Cela étant, dans la mesure où le recourant n’avance aucun élément objectif susceptible de remettre en question l’évaluation faite par la caisse, la décision attaquée doit donc être aussi confirmée sur ce point.
Il découle de ce qui précède que le recours doit être rejeté, ce qui entraîne la confirmation de la décision attaquée. Le présent arrêt sera rendu sans frais (art. 61 let. a LPGA ; art. 45 LPA-VD) ni allocation de dépens (art. 61 let. g LPGA ; art. 55 LPA-VD) .
Le recourant a été mis au bénéfice de l'assistance judiciaire, de sorte qu'une équitable indemnité au conseil juridique désigné d'office pour la procédure, doit être fixée ; celle-ci sera supportée par le canton, provisoirement (art. 122 al. let. a et b CPC [Code de procédure civile du 19 décembre 2008, RS 272], applicable par renvoi de l'art. 18 al. 5 LPA-VD). En effet, la partie qui a obtenu l'assistance judiciaire est tenue à remboursement dès qu'elle est en mesure de le faire (art. 123 al. 1 CPC, applicable par renvoi de l'art. 18 al. 5 LPA-VD).

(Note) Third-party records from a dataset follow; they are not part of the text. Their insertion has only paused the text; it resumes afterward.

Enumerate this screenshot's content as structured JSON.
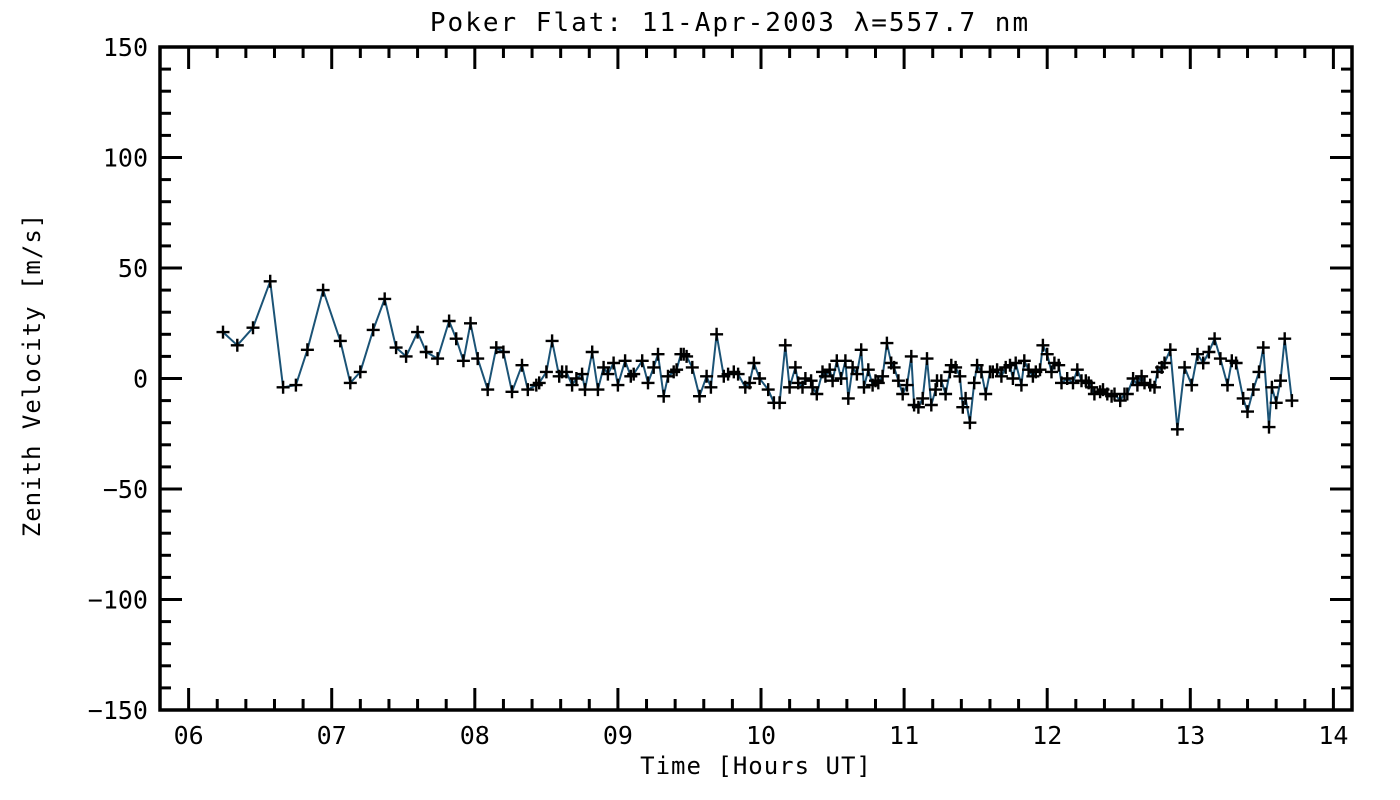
{
  "title": "Poker Flat: 11-Apr-2003 λ=557.7 nm",
  "chart_data": {
    "type": "line",
    "title": "Poker Flat: 11-Apr-2003 λ=557.7 nm",
    "xlabel": "Time [Hours UT]",
    "ylabel": "Zenith Velocity [m/s]",
    "xlim": [
      5.8,
      14.13
    ],
    "ylim": [
      -150,
      150
    ],
    "x_major_ticks": [
      6,
      7,
      8,
      9,
      10,
      11,
      12,
      13,
      14
    ],
    "x_tick_labels": [
      "06",
      "07",
      "08",
      "09",
      "10",
      "11",
      "12",
      "13",
      "14"
    ],
    "x_minor_step": 0.2,
    "y_major_ticks": [
      -150,
      -100,
      -50,
      0,
      50,
      100,
      150
    ],
    "y_tick_labels": [
      "−150",
      "−100",
      "−50",
      "0",
      "50",
      "100",
      "150"
    ],
    "y_minor_step": 10,
    "grid": false,
    "legend": "none",
    "marker": "plus",
    "line_color": "#1b5376",
    "marker_color": "#000000",
    "axis_color": "#000000",
    "background_color": "#ffffff",
    "series": [
      {
        "name": "zenith_velocity",
        "x": [
          6.24,
          6.34,
          6.45,
          6.57,
          6.66,
          6.75,
          6.83,
          6.94,
          7.06,
          7.13,
          7.2,
          7.29,
          7.37,
          7.45,
          7.52,
          7.6,
          7.66,
          7.74,
          7.82,
          7.87,
          7.92,
          7.97,
          8.02,
          8.09,
          8.15,
          8.2,
          8.26,
          8.33,
          8.37,
          8.43,
          8.45,
          8.5,
          8.54,
          8.59,
          8.61,
          8.64,
          8.68,
          8.71,
          8.75,
          8.77,
          8.82,
          8.86,
          8.9,
          8.93,
          8.97,
          9.0,
          9.05,
          9.09,
          9.11,
          9.17,
          9.21,
          9.25,
          9.28,
          9.32,
          9.35,
          9.39,
          9.41,
          9.44,
          9.46,
          9.48,
          9.52,
          9.57,
          9.62,
          9.65,
          9.69,
          9.74,
          9.77,
          9.81,
          9.84,
          9.89,
          9.92,
          9.95,
          9.99,
          10.05,
          10.09,
          10.13,
          10.17,
          10.2,
          10.24,
          10.26,
          10.29,
          10.31,
          10.35,
          10.36,
          10.39,
          10.43,
          10.45,
          10.48,
          10.5,
          10.53,
          10.56,
          10.59,
          10.61,
          10.64,
          10.67,
          10.7,
          10.72,
          10.75,
          10.78,
          10.8,
          10.82,
          10.85,
          10.88,
          10.91,
          10.93,
          10.96,
          10.99,
          11.02,
          11.05,
          11.07,
          11.1,
          11.13,
          11.16,
          11.19,
          11.22,
          11.23,
          11.26,
          11.29,
          11.32,
          11.33,
          11.36,
          11.39,
          11.41,
          11.43,
          11.46,
          11.49,
          11.51,
          11.54,
          11.57,
          11.6,
          11.62,
          11.65,
          11.68,
          11.71,
          11.74,
          11.76,
          11.78,
          11.82,
          11.84,
          11.87,
          11.9,
          11.92,
          11.95,
          11.97,
          12.0,
          12.03,
          12.05,
          12.08,
          12.1,
          12.14,
          12.18,
          12.21,
          12.24,
          12.27,
          12.29,
          12.31,
          12.33,
          12.37,
          12.39,
          12.42,
          12.45,
          12.47,
          12.51,
          12.54,
          12.56,
          12.6,
          12.63,
          12.66,
          12.68,
          12.72,
          12.75,
          12.77,
          12.8,
          12.82,
          12.86,
          12.91,
          12.96,
          13.01,
          13.05,
          13.09,
          13.13,
          13.17,
          13.21,
          13.26,
          13.29,
          13.32,
          13.37,
          13.4,
          13.44,
          13.48,
          13.51,
          13.55,
          13.57,
          13.6,
          13.63,
          13.66,
          13.71
        ],
        "y": [
          21,
          15,
          23,
          44,
          -4,
          -3,
          13,
          40,
          17,
          -2,
          3,
          22,
          36,
          14,
          10,
          21,
          12,
          9,
          26,
          18,
          8,
          25,
          9,
          -5,
          14,
          12,
          -6,
          6,
          -5,
          -3,
          -2,
          3,
          17,
          1,
          3,
          3,
          -3,
          0,
          2,
          -5,
          12,
          -5,
          5,
          2,
          7,
          -3,
          8,
          1,
          2,
          8,
          -2,
          5,
          11,
          -8,
          1,
          3,
          4,
          11,
          11,
          10,
          5,
          -8,
          1,
          -4,
          20,
          1,
          2,
          3,
          2,
          -4,
          -2,
          7,
          0,
          -5,
          -11,
          -11,
          15,
          -4,
          5,
          -2,
          -4,
          0,
          -1,
          -4,
          -7,
          3,
          1,
          4,
          -1,
          8,
          0,
          8,
          -9,
          5,
          2,
          13,
          -4,
          4,
          -3,
          -1,
          -2,
          1,
          16,
          7,
          5,
          -1,
          -7,
          -3,
          10,
          -12,
          -13,
          -9,
          9,
          -12,
          -5,
          -1,
          -1,
          -7,
          3,
          6,
          5,
          1,
          -13,
          -9,
          -20,
          -2,
          6,
          3,
          -7,
          3,
          3,
          4,
          1,
          5,
          6,
          0,
          7,
          -3,
          8,
          4,
          1,
          3,
          4,
          15,
          11,
          3,
          7,
          6,
          -2,
          0,
          -2,
          4,
          -1,
          -1,
          -2,
          -4,
          -7,
          -6,
          -5,
          -7,
          -8,
          -7,
          -10,
          -7,
          -7,
          0,
          -3,
          1,
          -2,
          -3,
          -4,
          3,
          5,
          7,
          13,
          -23,
          5,
          -3,
          11,
          7,
          12,
          18,
          9,
          -3,
          8,
          7,
          -9,
          -15,
          -5,
          3,
          14,
          -22,
          -4,
          -11,
          -1,
          18,
          -10
        ]
      }
    ]
  }
}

Le Service juridique et législatif fixera les conditions de remboursement, en tenant compte des montants éventuellement payés à titre de franchise ou d'acomptes depuis le début de la procédure.
S'agissant du montant de l'indemnité – laquelle doit être fixée eu égard aux opérations nécessaires pour la conduite du procès, et en considération de l'importance de la cause, de ses difficultés, de l'ampleur du travail et du temps consacré par le conseil juridique commis d'office (cf. art. 2 RAJ [règlement du 7 décembre 2010 sur l'assistance judiciaire en matière civile, RSV 211.02.3]) -, il y a lieu de relever ce qui suit : le conseil d'office a produit une liste de ses opérations, qui mentionne des conférences avec le client, une étude du dossier ainsi que des correspondances postérieures à la dernière écriture destinée à la Cour des assurances sociales ; par ailleurs, des correspondances avec une autre assurance sociale (AI) sont indiquées. Ces opérations n'apparaissent pas nécessaires, pour la présente procédure de recours. Il convient donc de fixer équitablement l'indemnité à 3'200 fr., TVA comprise.

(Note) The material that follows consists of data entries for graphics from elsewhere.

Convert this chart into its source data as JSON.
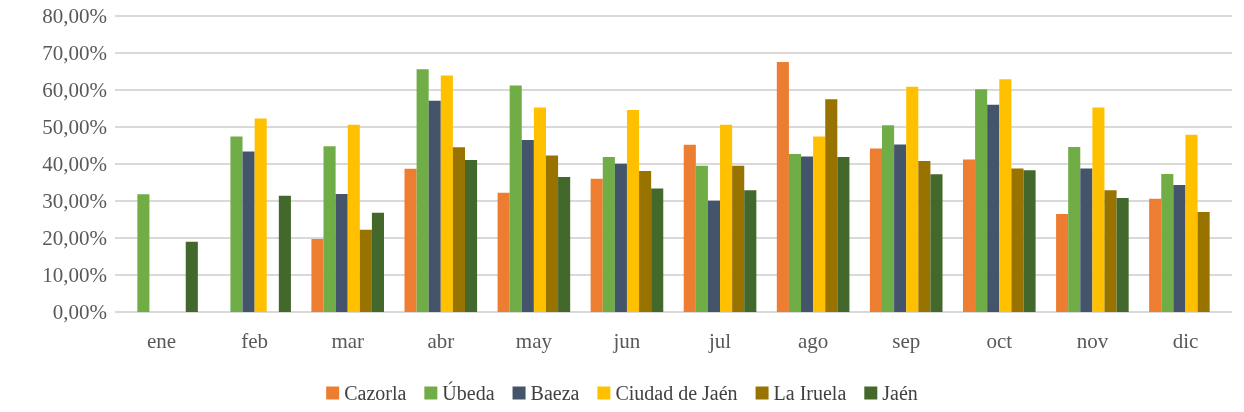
{
  "chart_data": {
    "type": "bar",
    "categories": [
      "ene",
      "feb",
      "mar",
      "abr",
      "may",
      "jun",
      "jul",
      "ago",
      "sep",
      "oct",
      "nov",
      "dic"
    ],
    "series": [
      {
        "name": "Cazorla",
        "color": "#ed7d31",
        "values": [
          null,
          null,
          19.7,
          38.7,
          32.2,
          36.0,
          45.2,
          67.6,
          44.2,
          41.2,
          26.5,
          30.6
        ]
      },
      {
        "name": "Úbeda",
        "color": "#70ad47",
        "values": [
          31.8,
          47.4,
          44.8,
          65.6,
          61.2,
          41.9,
          39.5,
          42.7,
          50.5,
          60.2,
          44.6,
          37.3
        ]
      },
      {
        "name": "Baeza",
        "color": "#44546a",
        "values": [
          null,
          43.4,
          31.9,
          57.1,
          46.5,
          40.1,
          30.1,
          42.0,
          45.3,
          56.0,
          38.8,
          34.3
        ]
      },
      {
        "name": "Ciudad de Jaén",
        "color": "#ffc000",
        "values": [
          null,
          52.3,
          50.6,
          63.9,
          55.3,
          54.6,
          50.6,
          47.4,
          60.9,
          62.9,
          55.3,
          47.9
        ]
      },
      {
        "name": "La Iruela",
        "color": "#997300",
        "values": [
          null,
          null,
          22.2,
          44.5,
          42.3,
          38.1,
          39.5,
          57.5,
          40.8,
          38.8,
          32.9,
          27.0
        ]
      },
      {
        "name": "Jaén",
        "color": "#43682b",
        "values": [
          19.0,
          31.4,
          26.8,
          41.1,
          36.5,
          33.4,
          32.9,
          41.9,
          37.2,
          38.3,
          30.8,
          null
        ]
      }
    ],
    "ylim": [
      0,
      80
    ],
    "yticks": [
      {
        "value": 0,
        "label": "0,00%"
      },
      {
        "value": 10,
        "label": "10,00%"
      },
      {
        "value": 20,
        "label": "20,00%"
      },
      {
        "value": 30,
        "label": "30,00%"
      },
      {
        "value": 40,
        "label": "40,00%"
      },
      {
        "value": 50,
        "label": "50,00%"
      },
      {
        "value": 60,
        "label": "60,00%"
      },
      {
        "value": 70,
        "label": "70,00%"
      },
      {
        "value": 80,
        "label": "80,00%"
      }
    ],
    "grid": "y",
    "legend": "bottom"
  }
}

Par ces motifs, la Cour des assurances sociales prononce :
I. Le recours est rejeté.
II. La décision sur opposition de la Caisse nationale suisse d'assurance en cas d'accidents du 30 mars 2009 est confirmée.
III. Il n'est pas perçu de frais ni alloué de dépens.
IV. Une indemnité de 3'200 fr. (trois mille deux cents francs), TVA comprise, à verser à Me Stefan Graf, avocat à Lausanne, conseil d'office du recourant, est, vu l'octroi de l'assistance judiciaire, provisoirement mise à la charge du canton.
Le président : La greffière :
Du
L'arrêt qui précède, dont la rédaction a été approuvée à huis clos, est notifié à :
Office fédéral de la santé publique,
par l'envoi de photocopies.
Le présent arrêt peut faire l'objet d'un recours en matière de droit public devant le Tribunal fédéral au sens des art. 82 ss LTF (loi du 17 juin 2005 sur le Tribunal fédéral ; RS 173.110), cas échéant d'un recours constitutionnel subsidiaire au sens des art. 113 ss LTF. Ces recours doivent être déposés devant le Tribunal fédéral (Schweizerhofquai 6, 6004 Lucerne) dans les trente jours qui suivent la présente notification (art. 100 al. 1 LTF).